L’accord intervient deux semaines avant que les représentants de près de 200 pays ne convergent à Dubaï dans le cadre des négociations des Nations Unies sur le climat, connues sous le nom de COP28. Les États-Unis et la Chine ont un rôle majeur à jouer alors que les nations débattent de l’opportunité d’abandonner progressivement les combustibles fossiles.
Plus tôt ce mois-ci, John Kerry, l’envoyé de M. Biden pour le climat, a rencontré son homologue chinois, Xie Zhenhua, au domaine de Sunnylands en Californie pour jeter les bases de l’accord annoncé mardi.
« Les États-Unis et la Chine reconnaissent que la crise climatique affecte de plus en plus les pays du monde entier », indique la Déclaration de Sunnylands sur le renforcement de la coopération pour faire face à la crise climatique.
« Les deux pays soulignent l’importance de la COP 28 pour répondre de manière significative à la crise climatique au cours de cette décennie critique et au-delà » et s’engagent dans la déclaration « à relever l’un des plus grands défis de notre époque pour les générations présentes et futures de l’humanité ».
Dans le cadre de cet accord, la Chine a accepté de fixer des objectifs de réduction de toutes les émissions de gaz à effet de serre. C’est important car l’objectif climatique actuel de la Chine ne concerne que le dioxyde de carbone, laissant de côté le méthane, l’oxyde nitreux et d’autres gaz qui agissent comme une couverture autour de la planète.

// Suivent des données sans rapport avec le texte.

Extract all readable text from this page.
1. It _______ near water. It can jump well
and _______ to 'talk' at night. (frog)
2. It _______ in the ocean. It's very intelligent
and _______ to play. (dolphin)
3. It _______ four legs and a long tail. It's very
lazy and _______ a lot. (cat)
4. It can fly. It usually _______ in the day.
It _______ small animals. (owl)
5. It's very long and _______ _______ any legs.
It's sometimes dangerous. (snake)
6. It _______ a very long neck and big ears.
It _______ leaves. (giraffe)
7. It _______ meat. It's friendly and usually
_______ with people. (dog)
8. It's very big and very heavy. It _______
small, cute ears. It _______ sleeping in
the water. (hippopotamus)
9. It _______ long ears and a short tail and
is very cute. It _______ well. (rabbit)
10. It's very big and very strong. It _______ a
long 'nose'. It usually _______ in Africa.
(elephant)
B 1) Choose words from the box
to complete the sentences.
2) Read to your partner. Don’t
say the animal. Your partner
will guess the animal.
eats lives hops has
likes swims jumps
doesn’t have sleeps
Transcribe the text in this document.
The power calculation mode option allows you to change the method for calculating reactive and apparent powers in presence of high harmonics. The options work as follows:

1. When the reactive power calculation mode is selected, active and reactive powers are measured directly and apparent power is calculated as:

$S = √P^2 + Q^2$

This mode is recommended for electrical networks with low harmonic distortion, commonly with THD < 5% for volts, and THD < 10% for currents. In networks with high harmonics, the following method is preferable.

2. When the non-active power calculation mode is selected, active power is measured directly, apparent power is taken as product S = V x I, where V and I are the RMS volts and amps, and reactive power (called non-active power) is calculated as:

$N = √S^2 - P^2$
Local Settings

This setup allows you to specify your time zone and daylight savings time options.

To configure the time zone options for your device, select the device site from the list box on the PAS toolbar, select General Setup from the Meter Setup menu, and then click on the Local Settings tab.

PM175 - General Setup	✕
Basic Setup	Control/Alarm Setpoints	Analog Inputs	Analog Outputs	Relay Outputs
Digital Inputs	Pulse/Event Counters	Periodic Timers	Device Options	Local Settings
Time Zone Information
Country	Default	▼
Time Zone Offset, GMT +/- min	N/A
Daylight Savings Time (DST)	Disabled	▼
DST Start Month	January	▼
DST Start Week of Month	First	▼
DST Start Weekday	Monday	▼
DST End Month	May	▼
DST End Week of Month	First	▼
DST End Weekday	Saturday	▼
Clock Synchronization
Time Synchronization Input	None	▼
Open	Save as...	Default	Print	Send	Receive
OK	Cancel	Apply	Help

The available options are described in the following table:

Le méthane est émis par les opérations pétrolières et gazières ainsi que par les mines de charbon et peut être 80 % plus puissant en tant que gaz à effet de serre que le dioxyde de carbone à court terme.
Le gouvernement chinois a publié la semaine dernière un plan très attendu pour lutter contre le méthane, mais les analystes l’ont rejeté comme étant inefficace parce qu’il manquait d’objectifs de réduction des émissions.
L’accord de Sunnylands manque également d’objectifs, mais affirme que les deux pays travailleront ensemble pour les fixer.
La Chine a refusé de rejoindre le Global Mthane Pledge, un accord entre plus de 150 pays, dirigé par les États-Unis et l’Europe, qui promet de réduire collectivement les émissions de 30 % d’ici 2030.
Les États-Unis et la Chine ont également convenu que dans la prochaine série d’engagements climatiques – que les pays sont censés présenter en 2025 – la Chine fixera des objectifs de réduction des émissions dans l’ensemble de son économie. Son engagement actuel prévoit que les émissions de dioxyde de carbone culmineront avant 2030, mais ne précise pas jusqu’où elles pourraient atteindre avant que la courbe ne commence à se courber ni de combien les émissions pourraient être réduites.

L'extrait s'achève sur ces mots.